"Pastoral" by Angelo R. Lacuesta
in VERSES TYPHOON YOLANDA: A Storm of Filipino Poets, Ed. Eileen R. Tabios
(Meritage Press, San Francisco & St. Helena, CA, 2014. P. 53)
“Pastoral”
by Angelo R. Lacuesta is one of the poems in VERSES TYPHOON YOLANDA: A Storm Of Filipino Poets, an anthology put
together to raise funds for survivors of Super Typhoon Haiyan, known as “Yolanda”
in the Philippines. Haiyan is the largest recorded storm on land whose devastation affected over 14 million people who became homeless, widowed, orphaned or saw their beloveds die or themselves died in the onslaught of water and wind. In the anthology, the page featuring "Pastoral" offers Mr. Lacuesta's byline, the poem's title, and the reference "after JGV" beneath the title:
Mr. Lacuesta says, "This piece was quite problematic for me. To start things off, I don't consider myself a poet—the last time I published the odd poem was five or six years ago, and I write a lot of prose now, which I find tends to destroy the frame of mind for poetry.
"When the call came for poems for Yolanda [anthology], the idea of writing a pastoral immediately came to mind, but I didn't know how to write it. I started with a few lines and images, but felt that no matter what I wrote I could not write anything that could capture the tragedy that had just occurred (and, incredibly, continues today). I placed equal blame on my lack of talent and the sheer scale of the disaster.
"Eventually, I settled on the present poem, which became the only real way I could speak and write about the tragedy. It is a 'cheap' move, of course. But that 'cheapness' also describes any attempt to write, or publish, or say anything about tragedies like Yolanda and the thousands of lives they end or destroy. Such is the nature of writing, and the nature of tragedy.

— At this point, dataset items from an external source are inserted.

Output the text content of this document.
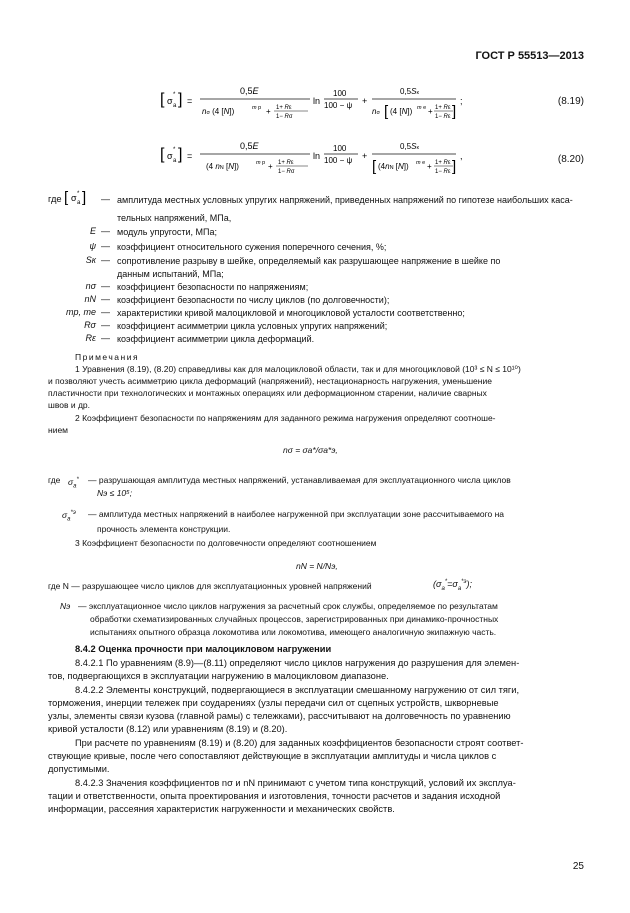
ГОСТ Р 55513—2013
[ σ a
* ] =
0,5E
nσ (4 [N])	m p + 1+ Rε
1− Rσ
ln
100
100 − ψ +
0,5Sк
nσ [ (4 [N]) m e + 1+ Rε
1− Rε ]
;	(8.19)
[ σ a
* ] =
0,5E
(4 nN [N])	m p + 1+ Rε
1− Rσ
ln
100
100 − ψ +
0,5Sк
[ (4nN [N]) m e + 1+ Rε
1− Rε ]
,	(8.20)
где [ σ a
* ] — амплитуда местных условных упругих напряжений, приведенных напряжений по гипотезе наибольших каса-
тельных напряжений, МПа,
E — модуль упругости, МПа;
ψ — коэффициент относительного сужения поперечного сечения, %;
Sк — сопротивление разрыву в шейке, определяемый как разрушающее напряжение в шейке по
данным испытаний, МПа;
nσ — коэффициент безопасности по напряжениям;
nN — коэффициент безопасности по числу циклов (по долговечности);
mp, mе — характеристики кривой малоцикловой и многоцикловой усталости соответственно;
Rσ — коэффициент асимметрии цикла условных упругих напряжений;
Rε — коэффициент асимметрии цикла деформаций.
Примечания
1 Уравнения (8.19), (8.20) справедливы как для малоцикловой области, так и для многоцикловой (10³ ≤ N ≤ 10¹⁰)
и позволяют учесть асимметрию цикла деформаций (напряжений), нестационарность нагружения, уменьшение
пластичности при технологических и монтажных операциях или деформационном старении, наличие сварных
швов и др.
2 Коэффициент безопасности по напряжениям для заданного режима нагружения определяют соотноше-
нием
nσ = σa*/σa*э,
где $\sigma_a^*$ — разрушающая амплитуда местных напряжений, устанавливаемая для эксплуатационного числа циклов
Nэ ≤ 10⁵;
$\sigma_a^{*э}$ — амплитуда местных напряжений в наиболее нагруженной при эксплуатации зоне рассчитываемого на
прочность элемента конструкции.
3 Коэффициент безопасности по долговечности определяют соотношением
nN = N/Nэ,
где N — разрушающее число циклов для эксплуатационных уровней напряжений	$(\sigma_a^*=\sigma_a^{*э})$;
Nэ — эксплуатационное число циклов нагружения за расчетный срок службы, определяемое по результатам
обработки схематизированных случайных процессов, зарегистрированных при динамико-прочностных
испытаниях опытного образца локомотива или локомотива, имеющего аналогичную экипажную часть.
8.4.2 Оценка прочности при малоцикловом нагружении
8.4.2.1 По уравнениям (8.9)—(8.11) определяют число циклов нагружения до разрушения для элемен-
тов, подвергающихся в эксплуатации нагружению в малоцикловом диапазоне.
8.4.2.2 Элементы конструкций, подвергающиеся в эксплуатации смешанному нагружению от сил тяги,
торможения, инерции тележек при соударениях (узлы передачи сил от сцепных устройств, шкворневые
узлы, элементы связи кузова (главной рамы) с тележками), рассчитывают на долговечность по уравнению
кривой усталости (8.12) или уравнениям (8.19) и (8.20).
При расчете по уравнениям (8.19) и (8.20) для заданных коэффициентов безопасности строят соответ-
ствующие кривые, после чего сопоставляют действующие в эксплуатации амплитуды и числа циклов с
допустимыми.
8.4.2.3 Значения коэффициентов nσ и nN принимают с учетом типа конструкций, условий их эксплуа-
тации и ответственности, опыта проектирования и изготовления, точности расчетов и задания исходной
информации, рассеяния характеристик нагруженности и механических свойств.
25
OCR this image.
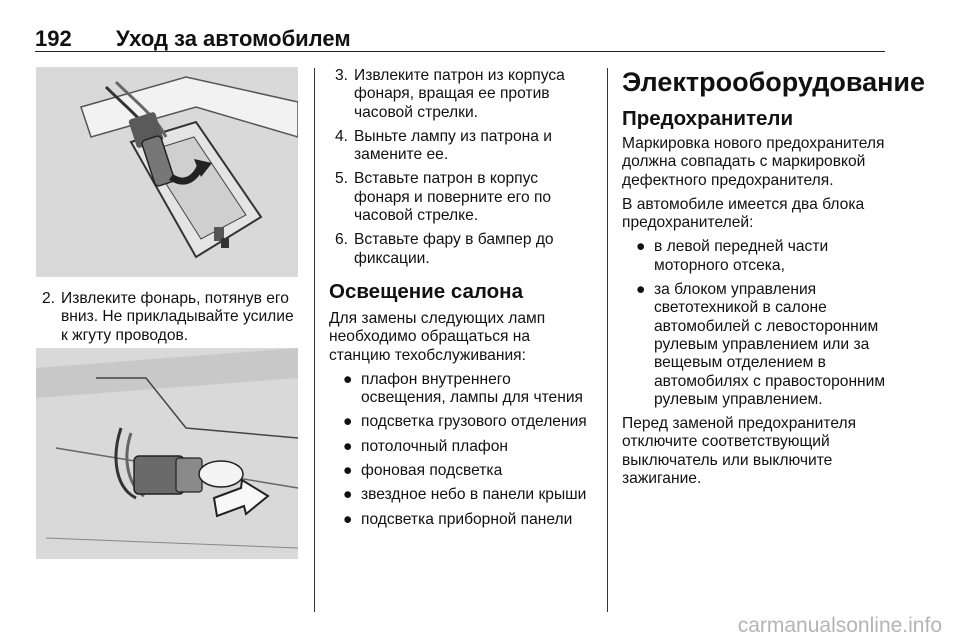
192 Уход за автомобилем
2. Извлеките фонарь, потянув его вниз. Не прикладывайте усилие к жгуту проводов.
3. Извлеките патрон из корпуса фонаря, вращая ее против часовой стрелки.
4. Выньте лампу из патрона и замените ее.
5. Вставьте патрон в корпус фонаря и поверните его по часовой стрелке.
6. Вставьте фару в бампер до фиксации.
Освещение салона

Для замены следующих ламп необходимо обращаться на станцию техобслуживания:

● плафон внутреннего освещения, лампы для чтения
● подсветка грузового отделения
● потолочный плафон
● фоновая подсветка
● звездное небо в панели крыши
● подсветка приборной панели
Электрооборудование
Предохранители

Маркировка нового предохранителя должна совпадать с маркировкой дефектного предохранителя.

В автомобиле имеется два блока предохранителей:

● в левой передней части моторного отсека,
● за блоком управления светотехникой в салоне автомобилей с левосторонним рулевым управлением или за вещевым отделением в автомобилях с правосторонним рулевым управлением.

Перед заменой предохранителя отключите соответствующий выключатель или выключите зажигание.

carmanualsonline.info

"That is also how some people regard even the original poem I refer to—Jose Garcia Villa's 'The Emperor's New Sonnet' [a poem that is a blank page]. I can't reproduce JGV's poem here for copyright reasons, but as I wrote 'Pastoral' it was funny and weird how even just the title 'The Emperor's New Sonnet' carried so much additional meaning, as the response and rehabilitation efforts after the tragedy exposed so many failures in our government, our culture and in our way of thinking about the tragedy itself."
Angelo R. Lacuesta has won two Philippine National Book
Awards, the Madrigal-Gonzalez Best First Book Award, the NVM Gonzalez Award and
several Palanca and Philippine Graphic
Awards for his writing. He has published three collections of fiction and is at
work on a fourth. He has been literary editor at the Philippines Free Press and is editor-at-large at Esquire magazine (Philippines).